The first three patients that we are describing were all non obstructive patients who had all undergone surgical myectomy, but they were still symptomatic despite relief of outflow tract obstruction. They all had advanced diastolic dysfunction, thick heart, et cetera.
And essentially what we found was that the process, the logistics process in these first three patients was A feasible, B safe. And obviously it has to be done under the umbrella of immunosuppression, where we use prednisone and sirolimus over an extended period of time of multiple weeks.

And then essentially what we demonstrated, that not only was this feasible, but it was safe. And then we have been able to successfully wean all these patients off of immunosuppression.
And in terms of the efficacy, again, mind you, efficacy was not the focus of this study. Efficacy. All the patients are in NYHA class one. Everybody is alive. Essentially there is stabilisation of function and biomarker markers and some improvement, but this is still very early and small numbers. So all steps in the right direction.

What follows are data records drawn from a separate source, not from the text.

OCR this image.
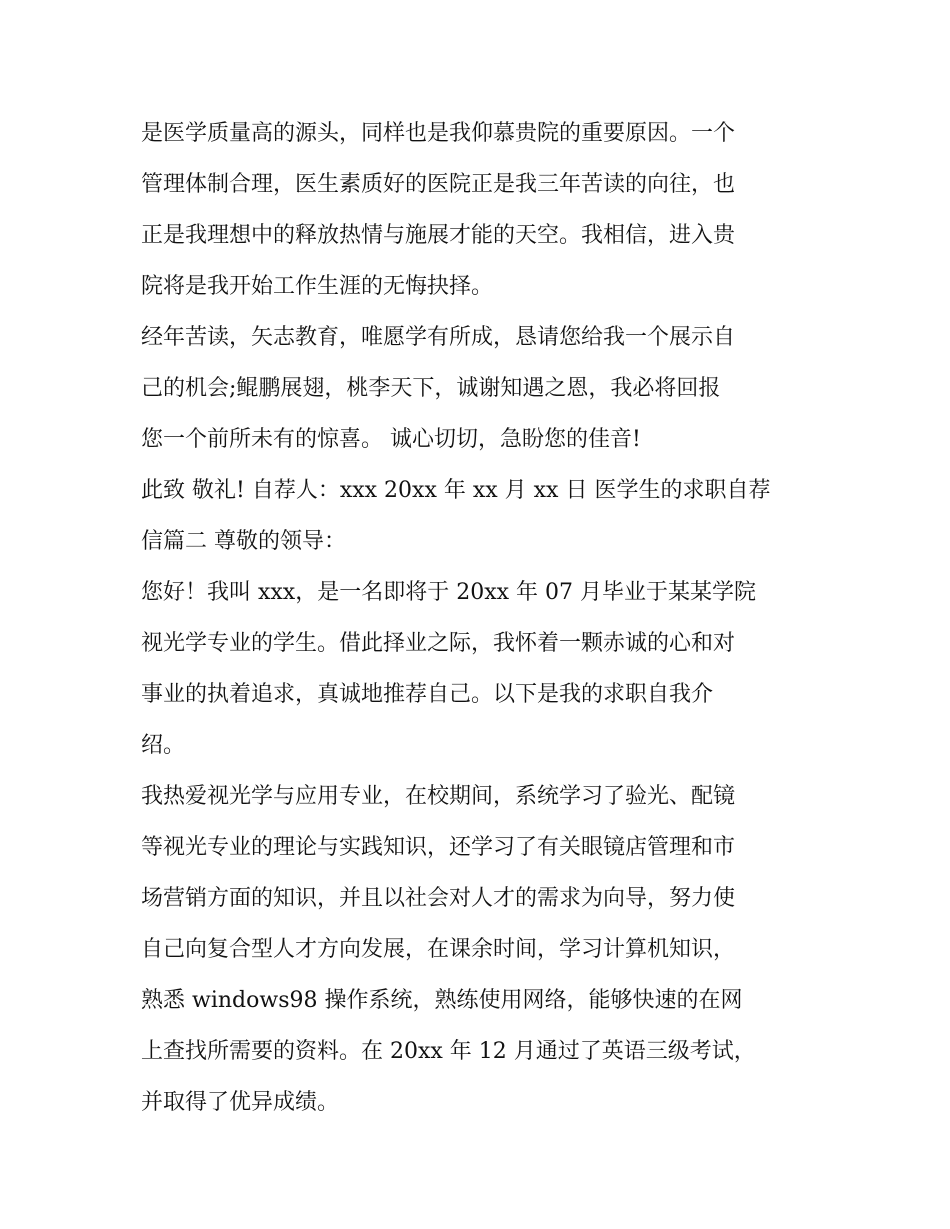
是医学质量高的源头，同样也是我仰慕贵院的重要原因。一个
管理体制合理，医生素质好的医院正是我三年苦读的向往，也
正是我理想中的释放热情与施展才能的天空。我相信，进入贵
院将是我开始工作生涯的无悔抉择。
经年苦读，矢志教育，唯愿学有所成，恳请您给我一个展示自
己的机会;鲲鹏展翅，桃李天下，诚谢知遇之恩，我必将回报
您一个前所未有的惊喜。 诚心切切，急盼您的佳音!
此致 敬礼! 自荐人：xxx 20xx 年 xx 月 xx 日 医学生的求职自荐
信篇二 尊敬的领导：
您好！我叫 xxx，是一名即将于 20xx 年 07 月毕业于某某学院
视光学专业的学生。借此择业之际，我怀着一颗赤诚的心和对
事业的执着追求，真诚地推荐自己。以下是我的求职自我介
绍。
我热爱视光学与应用专业，在校期间，系统学习了验光、配镜
等视光专业的理论与实践知识，还学习了有关眼镜店管理和市
场营销方面的知识，并且以社会对人才的需求为向导，努力使
自己向复合型人才方向发展，在课余时间，学习计算机知识，
熟悉 windows98 操作系统，熟练使用网络，能够快速的在网
上查找所需要的资料。在 20xx 年 12 月通过了英语三级考试，
并取得了优异成绩。
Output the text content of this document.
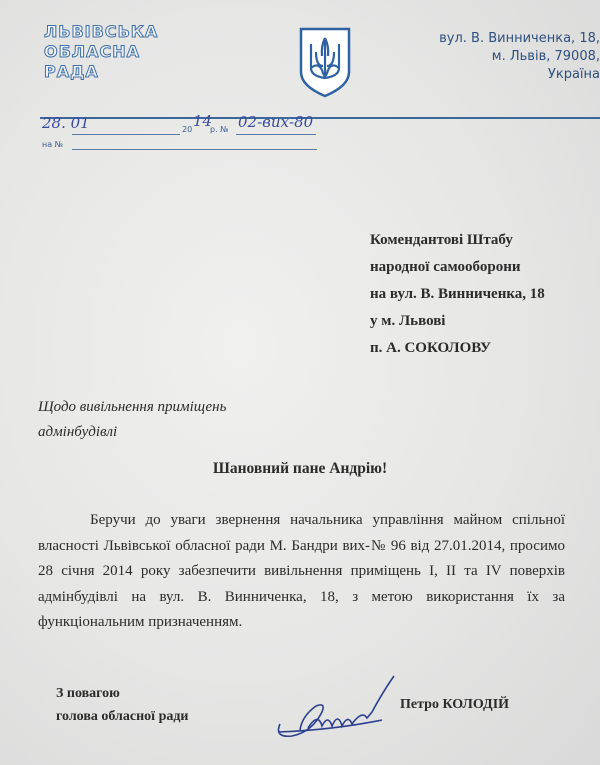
ЛЬВІВСЬКА
ОБЛАСНА
РАДА
вул. В. Винниченка, 18,
м. Львів, 79008,
Україна
28. 01	20 14
р. № 02-вих-80
на №
Комендантові Штабу
народної самооборони
на вул. В. Винниченка, 18
у м. Львові
п. А. СОКОЛОВУ
Щодо вивільнення приміщень
адмінбудівлі
Шановний пане Андрію!
Беручи до уваги звернення начальника управління майном спільної власності Львівської обласної ради М. Бандри вих-№ 96 від 27.01.2014, просимо 28 січня 2014 року забезпечити вивільнення приміщень I, II та IV поверхів адмінбудівлі на вул. В. Винниченка, 18, з метою використання їх за функціональним призначенням.
З повагою
голова обласної ради
Петро КОЛОДІЙ
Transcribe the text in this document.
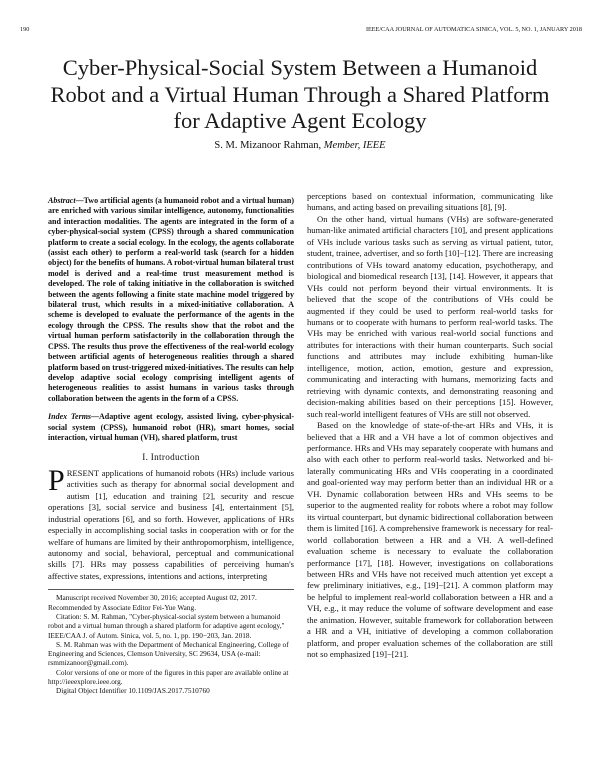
190	IEEE/CAA JOURNAL OF AUTOMATICA SINICA, VOL. 5, NO. 1, JANUARY 2018
Cyber-Physical-Social System Between a Humanoid Robot and a Virtual Human Through a Shared Platform for Adaptive Agent Ecology
S. M. Mizanoor Rahman, Member, IEEE

Abstract—Two artificial agents (a humanoid robot and a virtual human) are enriched with various similar intelligence, autonomy, functionalities and interaction modalities. The agents are integrated in the form of a cyber-physical-social system (CPSS) through a shared communication platform to create a social ecology. In the ecology, the agents collaborate (assist each other) to perform a real-world task (search for a hidden object) for the benefits of humans. A robot-virtual human bilateral trust model is derived and a real-time trust measurement method is developed. The role of taking initiative in the collaboration is switched between the agents following a finite state machine model triggered by bilateral trust, which results in a mixed-initiative collaboration. A scheme is developed to evaluate the performance of the agents in the ecology through the CPSS. The results show that the robot and the virtual human perform satisfactorily in the collaboration through the CPSS. The results thus prove the effectiveness of the real-world ecology between artificial agents of heterogeneous realities through a shared platform based on trust-triggered mixed-initiatives. The results can help develop adaptive social ecology comprising intelligent agents of heterogeneous realities to assist humans in various tasks through collaboration between the agents in the form of a CPSS.

Index Terms—Adaptive agent ecology, assisted living, cyber-physical-social system (CPSS), humanoid robot (HR), smart homes, social interaction, virtual human (VH), shared platform, trust

I. Introduction

PRESENT applications of humanoid robots (HRs) include various activities such as therapy for abnormal social development and autism [1], education and training [2], security and rescue operations [3], social service and business [4], entertainment [5], industrial operations [6], and so forth. However, applications of HRs especially in accomplishing social tasks in cooperation with or for the welfare of humans are limited by their anthropomorphism, intelligence, autonomy and social, behavioral, perceptual and communicational skills [7]. HRs may possess capabilities of perceiving human's affective states, expressions, intentions and actions, interpreting

Manuscript received November 30, 2016; accepted August 02, 2017. Recommended by Associate Editor Fei-Yue Wang.

Citation: S. M. Rahman, "Cyber-physical-social system between a humanoid robot and a virtual human through a shared platform for adaptive agent ecology," IEEE/CAA J. of Autom. Sinica, vol. 5, no. 1, pp. 190−203, Jan. 2018.

S. M. Rahman was with the Department of Mechanical Engineering, College of Engineering and Sciences, Clemson University, SC 29634, USA (e-mail: rsmmizanoor@gmail.com).

Color versions of one or more of the figures in this paper are available online at http://ieeexplore.ieee.org.

Digital Object Identifier 10.1109/JAS.2017.7510760

perceptions based on contextual information, communicating like humans, and acting based on prevailing situations [8], [9].

On the other hand, virtual humans (VHs) are software-generated human-like animated artificial characters [10], and present applications of VHs include various tasks such as serving as virtual patient, tutor, student, trainee, advertiser, and so forth [10]−[12]. There are increasing contributions of VHs toward anatomy education, psychotherapy, and biological and biomedical research [13], [14]. However, it appears that VHs could not perform beyond their virtual environments. It is believed that the scope of the contributions of VHs could be augmented if they could be used to perform real-world tasks for humans or to cooperate with humans to perform real-world tasks. The VHs may be enriched with various real-world social functions and attributes for interactions with their human counterparts. Such social functions and attributes may include exhibiting human-like intelligence, motion, action, emotion, gesture and expression, communicating and interacting with humans, memorizing facts and retrieving with dynamic contexts, and demonstrating reasoning and decision-making abilities based on their perceptions [15]. However, such real-world intelligent features of VHs are still not observed.

Based on the knowledge of state-of-the-art HRs and VHs, it is believed that a HR and a VH have a lot of common objectives and performance. HRs and VHs may separately cooperate with humans and also with each other to perform real-world tasks. Networked and bi-laterally communicating HRs and VHs cooperating in a coordinated and goal-oriented way may perform better than an individual HR or a VH. Dynamic collaboration between HRs and VHs seems to be superior to the augmented reality for robots where a robot may follow its virtual counterpart, but dynamic bidirectional collaboration between them is limited [16]. A comprehensive framework is necessary for real-world collaboration between a HR and a VH. A well-defined evaluation scheme is necessary to evaluate the collaboration performance [17], [18]. However, investigations on collaborations between HRs and VHs have not received much attention yet except a few preliminary initiatives, e.g., [19]−[21]. A common platform may be helpful to implement real-world collaboration between a HR and a VH, e.g., it may reduce the volume of software development and ease the animation. However, suitable framework for collaboration between a HR and a VH, initiative of developing a common collaboration platform, and proper evaluation schemes of the collaboration are still not so emphasized [19]−[21].
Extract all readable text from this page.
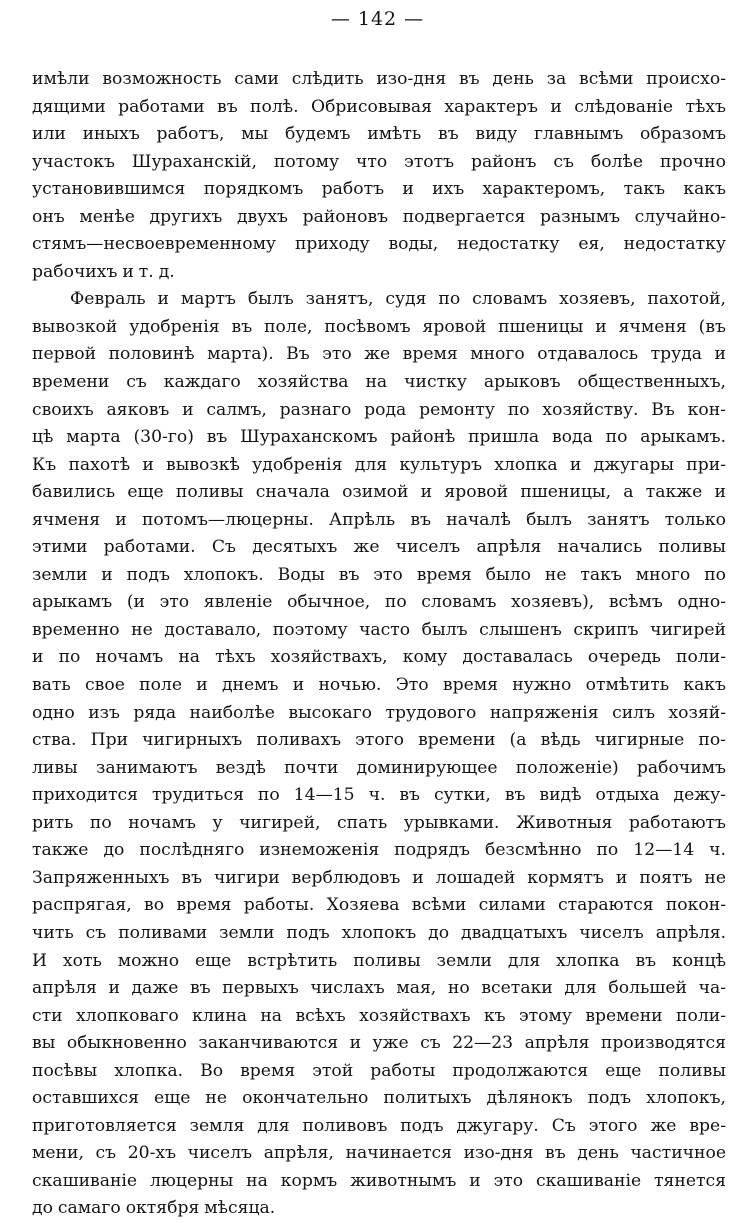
— 142 —
имѣли возможность сами слѣдить изо-дня въ день за всѣми происхо-
дящими работами въ полѣ. Обрисовывая характеръ и слѣдованіе тѣхъ
или иныхъ работъ, мы будемъ имѣть въ виду главнымъ образомъ
участокъ Шураханскій, потому что этотъ районъ съ болѣе прочно
установившимся порядкомъ работъ и ихъ характеромъ, такъ какъ
онъ менѣе другихъ двухъ районовъ подвергается разнымъ случайно-
стямъ—несвоевременному приходу воды, недостатку ея, недостатку
рабочихъ и т. д.
Февраль и мартъ былъ занятъ, судя по словамъ хозяевъ, пахотой,
вывозкой удобренія въ поле, посѣвомъ яровой пшеницы и ячменя (въ
первой половинѣ марта). Въ это же время много отдавалось труда и
времени съ каждаго хозяйства на чистку арыковъ общественныхъ,
своихъ аяковъ и салмъ, разнаго рода ремонту по хозяйству. Въ кон-
цѣ марта (30-го) въ Шураханскомъ районѣ пришла вода по арыкамъ.
Къ пахотѣ и вывозкѣ удобренія для культуръ хлопка и джугары при-
бавились еще поливы сначала озимой и яровой пшеницы, а также и
ячменя и потомъ—люцерны. Апрѣль въ началѣ былъ занятъ только
этими работами. Съ десятыхъ же чиселъ апрѣля начались поливы
земли и подъ хлопокъ. Воды въ это время было не такъ много по
арыкамъ (и это явленіе обычное, по словамъ хозяевъ), всѣмъ одно-
временно не доставало, поэтому часто былъ слышенъ скрипъ чигирей
и по ночамъ на тѣхъ хозяйствахъ, кому доставалась очередь поли-
вать свое поле и днемъ и ночью. Это время нужно отмѣтить какъ
одно изъ ряда наиболѣе высокаго трудового напряженія силъ хозяй-
ства. При чигирныхъ поливахъ этого времени (а вѣдь чигирные по-
ливы занимаютъ вездѣ почти доминирующее положеніе) рабочимъ
приходится трудиться по 14—15 ч. въ сутки, въ видѣ отдыха дежу-
рить по ночамъ у чигирей, спать урывками. Животныя работаютъ
также до послѣдняго изнеможенія подрядъ безсмѣнно по 12—14 ч.
Запряженныхъ въ чигири верблюдовъ и лошадей кормятъ и поятъ не
распрягая, во время работы. Хозяева всѣми силами стараются покон-
чить съ поливами земли подъ хлопокъ до двадцатыхъ чиселъ апрѣля.
И хоть можно еще встрѣтить поливы земли для хлопка въ концѣ
апрѣля и даже въ первыхъ числахъ мая, но всетаки для большей ча-
сти хлопковаго клина на всѣхъ хозяйствахъ къ этому времени поли-
вы обыкновенно заканчиваются и уже съ 22—23 апрѣля производятся
посѣвы хлопка. Во время этой работы продолжаются еще поливы
оставшихся еще не окончательно политыхъ дѣлянокъ подъ хлопокъ,
приготовляется земля для поливовъ подъ джугару. Съ этого же вре-
мени, съ 20-хъ чиселъ апрѣля, начинается изо-дня въ день частичное
скашиваніе люцерны на кормъ животнымъ и это скашиваніе тянется
до самаго октября мѣсяца.
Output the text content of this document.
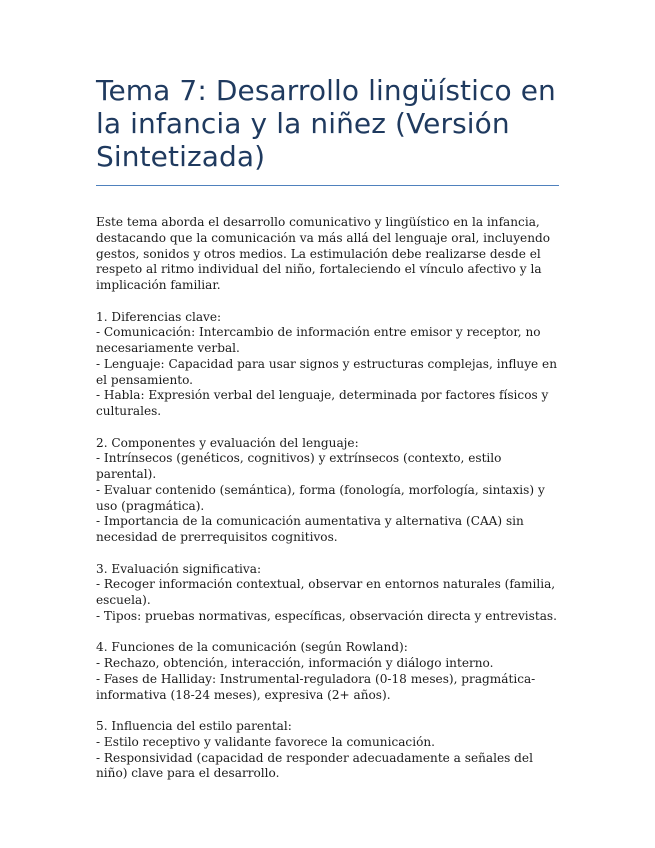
Tema 7: Desarrollo lingüístico en la infancia y la niñez (Versión Sintetizada)

Este tema aborda el desarrollo comunicativo y lingüístico en la infancia, destacando que la comunicación va más allá del lenguaje oral, incluyendo gestos, sonidos y otros medios. La estimulación debe realizarse desde el respeto al ritmo individual del niño, fortaleciendo el vínculo afectivo y la implicación familiar.

1. Diferencias clave:
- Comunicación: Intercambio de información entre emisor y receptor, no necesariamente verbal.
- Lenguaje: Capacidad para usar signos y estructuras complejas, influye en el pensamiento.
- Habla: Expresión verbal del lenguaje, determinada por factores físicos y culturales.
2. Componentes y evaluación del lenguaje:
- Intrínsecos (genéticos, cognitivos) y extrínsecos (contexto, estilo parental).
- Evaluar contenido (semántica), forma (fonología, morfología, sintaxis) y uso (pragmática).
- Importancia de la comunicación aumentativa y alternativa (CAA) sin necesidad de prerrequisitos cognitivos.
3. Evaluación significativa:
- Recoger información contextual, observar en entornos naturales (familia, escuela).
- Tipos: pruebas normativas, específicas, observación directa y entrevistas.
4. Funciones de la comunicación (según Rowland):
- Rechazo, obtención, interacción, información y diálogo interno.
- Fases de Halliday: Instrumental-reguladora (0-18 meses), pragmática-informativa (18-24 meses), expresiva (2+ años).
5. Influencia del estilo parental:
- Estilo receptivo y validante favorece la comunicación.
- Responsividad (capacidad de responder adecuadamente a señales del niño) clave para el desarrollo.
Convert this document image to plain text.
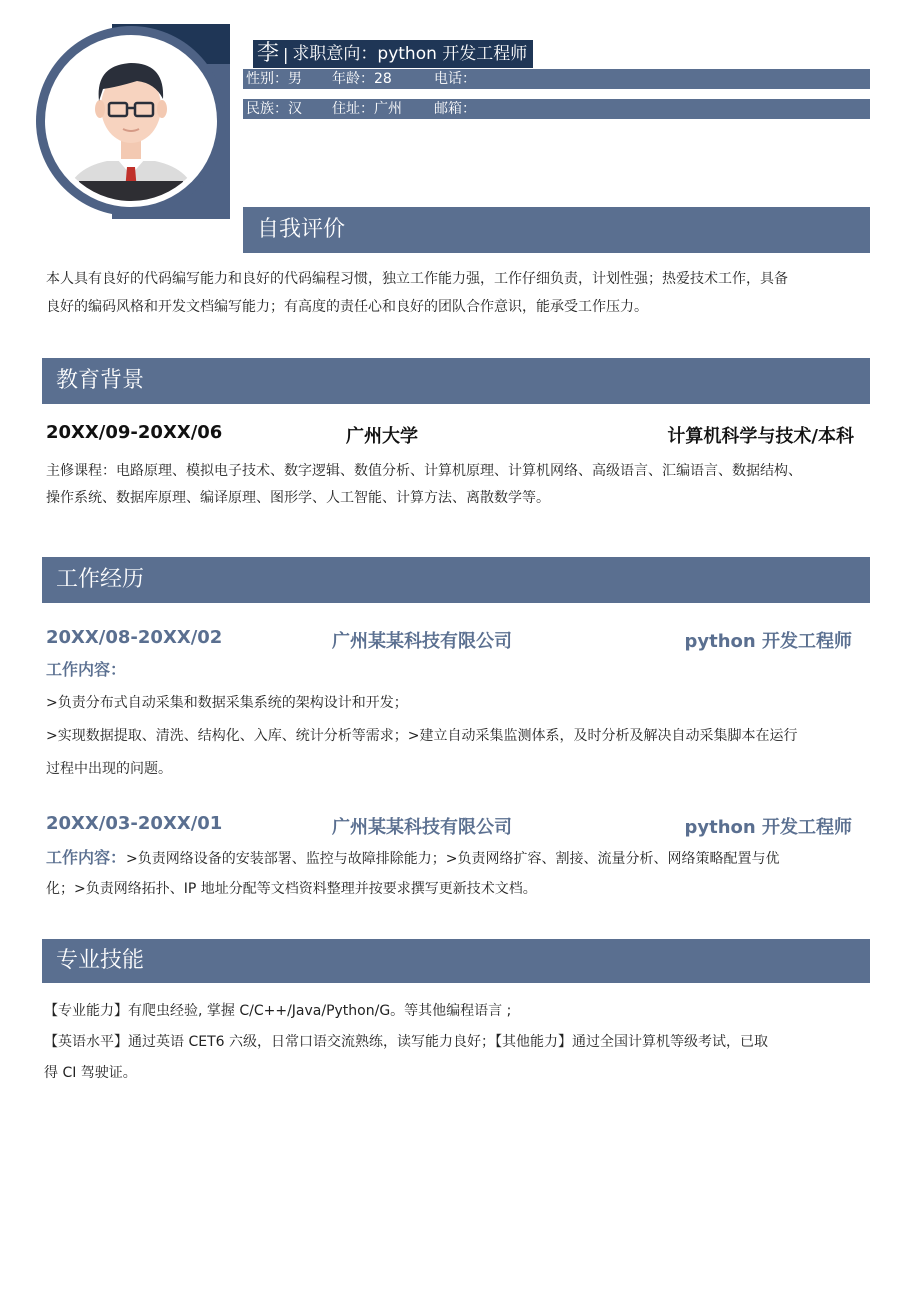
李 | 求职意向：python 开发工程师
性别：男 年龄：28	电话：
民族：汉 住址：广州 邮箱：
自我评价
本人具有良好的代码编写能力和良好的代码编程习惯，独立工作能力强，工作仔细负责，计划性强；热爱技术工作，具备
良好的编码风格和开发文档编写能力；有高度的责任心和良好的团队合作意识，能承受工作压力。
教育背景
20XX/09-20XX/06	广州大学	计算机科学与技术/本科
主修课程：电路原理、模拟电子技术、数字逻辑、数值分析、计算机原理、计算机网络、高级语言、汇编语言、数据结构、
操作系统、数据库原理、编译原理、图形学、人工智能、计算方法、离散数学等。
工作经历
20XX/08-20XX/02	广州某某科技有限公司	python 开发工程师
工作内容：
>负责分布式自动采集和数据采集系统的架构设计和开发；
>实现数据提取、清洗、结构化、入库、统计分析等需求；>建立自动采集监测体系，及时分析及解决自动采集脚本在运行
过程中出现的问题。
20XX/03-20XX/01	广州某某科技有限公司	python 开发工程师
工作内容：>负责网络设备的安装部署、监控与故障排除能力；>负责网络扩容、割接、流量分析、网络策略配置与优
化；>负责网络拓扑、IP 地址分配等文档资料整理并按要求撰写更新技术文档。
专业技能
【专业能力】有爬虫经验, 掌握 C/C++/Java/Python/G。等其他编程语言 ;
【英语水平】通过英语 CET6 六级，日常口语交流熟练，读写能力良好；【其他能力】通过全国计算机等级考试，已取
得 CI 驾驶证。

There were non TN201 related adverse events, but everything was addressed. And as I said, patients are all off of immunosuppression and in class one, obviously like any new drug or therapy development, it has to go through the obligatory testing.

So phase one will morph into a phase two and maybe if needed, phase three trials. And then look, if you are an optimistic, glass half full kind of a person that I am, I tend to be. And let's fast forward 10, 15 years down the road, okay? And we have worked through the process, all the kinks, we have done the obligatory testing.

This could theoretically be, be a one time infusion where you come in, get this infusion, get monitored for a little bit beyond immunosuppression for a little bit and then you could have slow progression of disease or in some lucky individuals halt the progression of disease.

So this is truly this, if the process works, this has the potential of changing the game. The way we look at this. Not just this mutation, but it can pave the way for many other mutations and many other therapies so the first data is on the lower dose. So the next part of the phase one study will be on the higher dose.


We need to figure out what is the Goldilocks situation, what works the most efficaciously while maintaining the very optimal safety signals. So that's what's ongoing right now. Phase. And then that will morph into a broader patient population exposure, perhaps expanding to the rest of the world. So the obligatory next steps are already underway.